Desconstruindo a narrativa em torno da "Pec das Praias"
quinta-feira, 6 de junho de 2024
Atualizado às 07:35
Diante da atual polêmica envolvendo a tramitação da PEC 3/2022 -equivocadamente chamada de "PEC das Praias -, com inúmeros vídeos circulando nas mídias sociais, abaixo-assinados e até troca de farpas entre famosos sobre o tema, torna-se mais do que necessária uma explicação técnica sobre o objeto do que está sendo proposto e as consequências da sua aprovação no Congresso Nacional.
Apenas para fins de contextualização, toda proposta de emenda à constituição (PEC), como a própria nomenclatura diz, tem por objeto alterar algum dispositivo da nossa Constituição Federal de 1988. Trata-se de um dos processos legislativos mais complexos, com tramitação nas duas casas legislativas com amplos debates, realização de audiências públicas e quórum elevado de aprovação. E não poderia ser diferente, pois a aprovação de uma PEC modifica o texto da carta magna, a nossa lei suprema que rege todo o ordenamento jurídico brasileiro.
Logo, para se emitir qualquer opinião sobre a PEC 3/2022, é imprescindível entender qual é verdadeiramente o seu objeto.
De acordo com o texto disponível no endereço eletrônico do Senado Federal1, a proposta de alteração ao texto constitucional prevê a exclusão de dois dispositivos constitucionais: primeiramente o inciso VII do Artigo 20, bem como o parágrafo terceiro do Artigo 49 das Disposições Constitucionais Transitórias.
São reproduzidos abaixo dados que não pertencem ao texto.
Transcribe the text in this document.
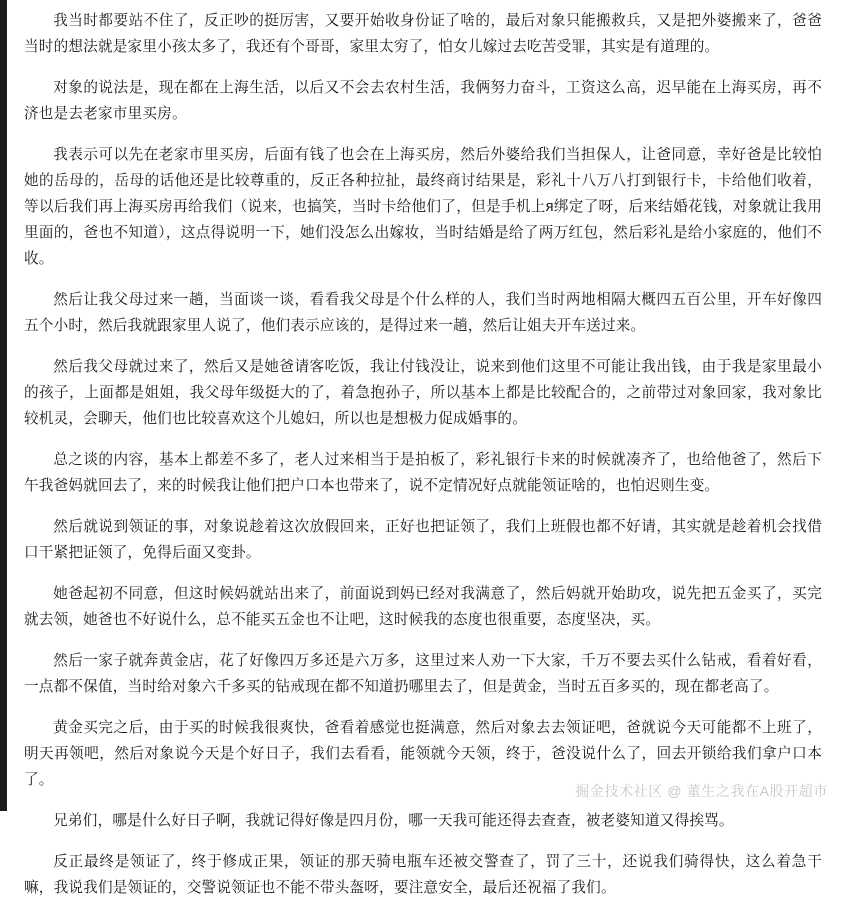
我当时都要站不住了，反正吵的挺厉害，又要开始收身份证了啥的，最后对象只能搬救兵，又是把外婆搬来了，爸爸当时的想法就是家里小孩太多了，我还有个哥哥，家里太穷了，怕女儿嫁过去吃苦受罪，其实是有道理的。

对象的说法是，现在都在上海生活，以后又不会去农村生活，我俩努力奋斗，工资这么高，迟早能在上海买房，再不济也是去老家市里买房。

我表示可以先在老家市里买房，后面有钱了也会在上海买房，然后外婆给我们当担保人，让爸同意，幸好爸是比较怕她的岳母的，岳母的话他还是比较尊重的，反正各种拉扯，最终商讨结果是，彩礼十八万八打到银行卡，卡给他们收着，等以后我们再上海买房再给我们（说来，也搞笑，当时卡给他们了，但是手机上я绑定了呀，后来结婚花钱，对象就让我用里面的，爸也不知道），这点得说明一下，她们没怎么出嫁妆，当时结婚是给了两万红包，然后彩礼是给小家庭的，他们不收。

然后让我父母过来一趟，当面谈一谈，看看我父母是个什么样的人，我们当时两地相隔大概四五百公里，开车好像四五个小时，然后我就跟家里人说了，他们表示应该的，是得过来一趟，然后让姐夫开车送过来。

然后我父母就过来了，然后又是她爸请客吃饭，我让付钱没让，说来到他们这里不可能让我出钱，由于我是家里最小的孩子，上面都是姐姐，我父母年级挺大的了，着急抱孙子，所以基本上都是比较配合的，之前带过对象回家，我对象比较机灵，会聊天，他们也比较喜欢这个儿媳妇，所以也是想极力促成婚事的。

总之谈的内容，基本上都差不多了，老人过来相当于是拍板了，彩礼银行卡来的时候就凑齐了，也给他爸了，然后下午我爸妈就回去了，来的时候我让他们把户口本也带来了，说不定情况好点就能领证啥的，也怕迟则生变。

然后就说到领证的事，对象说趁着这次放假回来，正好也把证领了，我们上班假也都不好请，其实就是趁着机会找借口干紧把证领了，免得后面又变卦。

她爸起初不同意，但这时候妈就站出来了，前面说到妈已经对我满意了，然后妈就开始助攻，说先把五金买了，买完就去领，她爸也不好说什么，总不能买五金也不让吧，这时候我的态度也很重要，态度坚决，买。

然后一家子就奔黄金店，花了好像四万多还是六万多，这里过来人劝一下大家，千万不要去买什么钻戒，看着好看，一点都不保值，当时给对象六千多买的钻戒现在都不知道扔哪里去了，但是黄金，当时五百多买的，现在都老高了。

黄金买完之后，由于买的时候我很爽快，爸看着感觉也挺满意，然后对象去去领证吧，爸就说今天可能都不上班了，明天再领吧，然后对象说今天是个好日子，我们去看看，能领就今天领，终于，爸没说什么了，回去开锁给我们拿户口本了。

兄弟们，哪是什么好日子啊，我就记得好像是四月份，哪一天我可能还得去查查，被老婆知道又得挨骂。

反正最终是领证了，终于修成正果，领证的那天骑电瓶车还被交警查了，罚了三十，还说我们骑得快，这么着急干嘛，我说我们是领证的，交警说领证也不能不带头盔呀，要注意安全，最后还祝福了我们。

掘金技术社区 @ 董生之我在A股开超市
Ambos os dispositivos tratam, exclusivamente, dos terrenos de marinha.
Terrenos de marinha de forma alguma se confundem com as praias. Também não há qualquer relação com a Marinha do Brasil, instituição das Forças Armadas Brasileira.
As praias, diferentemente dos terrenos de marinha, são classificadas como bens de uso comum, tais como as praças e ruas e se destinam ao uso de todas as pessoas, sem distinção ou exclusividade, pertencentes, portanto, à coletividade, não sendo possível a sua apropriação individual.
Os terrenos de marinha, verdadeiro e único objeto da PEC nº 3/2022, têm sua origem em legislação específica que remonta à década de 40, promulgada, portanto, há quase 80 anos.
Nos termos do Artigo 2º do Decreto-Lei 9.760/46, são considerados terrenos de marinha toda faixa de terra em uma profundidade de 33 metros, medidos horizontalmente para a parte da terra, da posição da linha do preamar-médio de 1831, situados no continente, na costa marítima e nas margens dos rios e lagoas, até onde se faça sentir a influência das marés ou os que contornam as ilhas situadas em zona onde se faça sentir a influência das marés.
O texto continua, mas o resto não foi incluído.